Passive voice = be + past participle. Promotes the object to subject. Good for foregrounding the action/result; bad when it hides who's responsible.

Diagnostic: who's doing the action? If unnamed and that matters → bad passive. If unnamed because it's obvious or irrelevant (The building was constructed in 1920) → good passive.

Complex sentence

Complex vs compound sentence: a compound sentence links two equal independent clauses with and/but/or. A complex sentence links an independent clause with a subordinate (dependent) clause — one idea is the main point, the other is background.

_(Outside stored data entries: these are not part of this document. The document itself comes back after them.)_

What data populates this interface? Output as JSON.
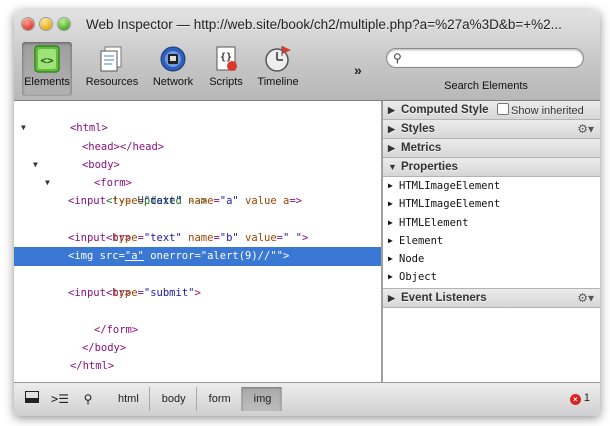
{
  "window": {
    "title": "Web Inspector — http://web.site/book/ch2/multiple.php?a=%27a%3D&b=+%2..."
  },
  "toolbar": {
    "items": [
      {
        "label": "Elements",
        "icon": "elements-icon",
        "selected": true
      },
      {
        "label": "Resources",
        "icon": "resources-icon"
      },
      {
        "label": "Network",
        "icon": "network-icon"
      },
      {
        "label": "Scripts",
        "icon": "scripts-icon"
      },
      {
        "label": "Timeline",
        "icon": "timeline-icon"
      }
    ],
    "more": "»",
    "search": {
      "placeholder": "",
      "value": "",
      "label": "Search Elements"
    }
  },
  "dom": {
    "l1": {
      "tag": "<html>"
    },
    "l2": {
      "tag": "<head></head>"
    },
    "l3": {
      "tag": "<body>"
    },
    "l4": {
      "tag": "<form>"
    },
    "l5": {
      "comment": "<!-- Updated -->"
    },
    "l6": {
      "t1": "<input ",
      "a1": "type",
      "eq1": "=",
      "v1": "\"text\"",
      "a2": " name",
      "eq2": "=",
      "v2": "\"a\"",
      "a3": " value a",
      "eq3": "=",
      "t2": ">"
    },
    "l7": {
      "tag": "<br>"
    },
    "l8": {
      "t1": "<input ",
      "a1": "type",
      "eq1": "=",
      "v1": "\"text\"",
      "a2": " name",
      "eq2": "=",
      "v2": "\"b\"",
      "a3": " value",
      "eq3": "=",
      "v3": "\" \"",
      "t2": ">"
    },
    "l9": {
      "t1": "<img ",
      "a1": "src",
      "eq1": "=",
      "v1": "\"a\"",
      "a2": " onerror",
      "eq2": "=",
      "v2": "\"alert(9)//\"\"",
      "t2": ">"
    },
    "l10": {
      "tag": "<br>"
    },
    "l11": {
      "t1": "<input ",
      "a1": "type",
      "eq1": "=",
      "v1": "\"submit\"",
      "t2": ">"
    },
    "l12": {
      "tag": "</form>"
    },
    "l13": {
      "tag": "</body>"
    },
    "l14": {
      "tag": "</html>"
    }
  },
  "sidebar": {
    "computed": {
      "label": "Computed Style",
      "checkbox": "Show inherited"
    },
    "styles": "Styles",
    "metrics": "Metrics",
    "properties": {
      "label": "Properties",
      "items": [
        "HTMLImageElement",
        "HTMLImageElement",
        "HTMLElement",
        "Element",
        "Node",
        "Object"
      ]
    },
    "listeners": "Event Listeners"
  },
  "statusbar": {
    "breadcrumbs": [
      "html",
      "body",
      "form",
      "img"
    ],
    "error_count": "1"
  },
  "colors": {
    "selection": "#3b78d6",
    "tag": "#881280",
    "attribute": "#994500",
    "value": "#1a1aa6",
    "comment": "#236e25",
    "error": "#d22222"
  }
}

A complex sentence = independent clause + dependent clause. The dependent clause adds time (when), reason (because), condition (if), or detail (who/which).

Diagnostic: are both halves able to stand alone? Yes → compound. Can only one stand alone? → complex.

B2 | Upper Intermediate

B2 vs C1: B2 means effective communication on complex topics with some effort. C1 means effortless fluency with precise register control. If you can argue a point but still reach for words and make structural slips under pressure, you're B2.

B2 is the upper-intermediate CEFR level: mixed conditionals, complex passives, reported speech with backshift, participle clauses, and sustained written argument.

Diagnostic: does your writing read as "competent non-native" or "could be native"? The former → B2. The latter → C1.

Hard

Hard vs Medium: Medium tests one rule with realistic distractors. Hard tests interacting rules, edge cases, or context-dependent answers where multiple options seem correct until you think deeply. If you're scoring 80%+ on Medium, try Hard to find your real gaps.

The Hard tag filters for B2+ challenges with layered difficulty: rule interactions, subtle distractors, and contexts that demand genuine grammatical reasoning.

Diagnostic: if Hard questions feel impossible, drop to Medium and master the individual rules first. Hard assumes you already know each rule — it tests whether you can apply them together.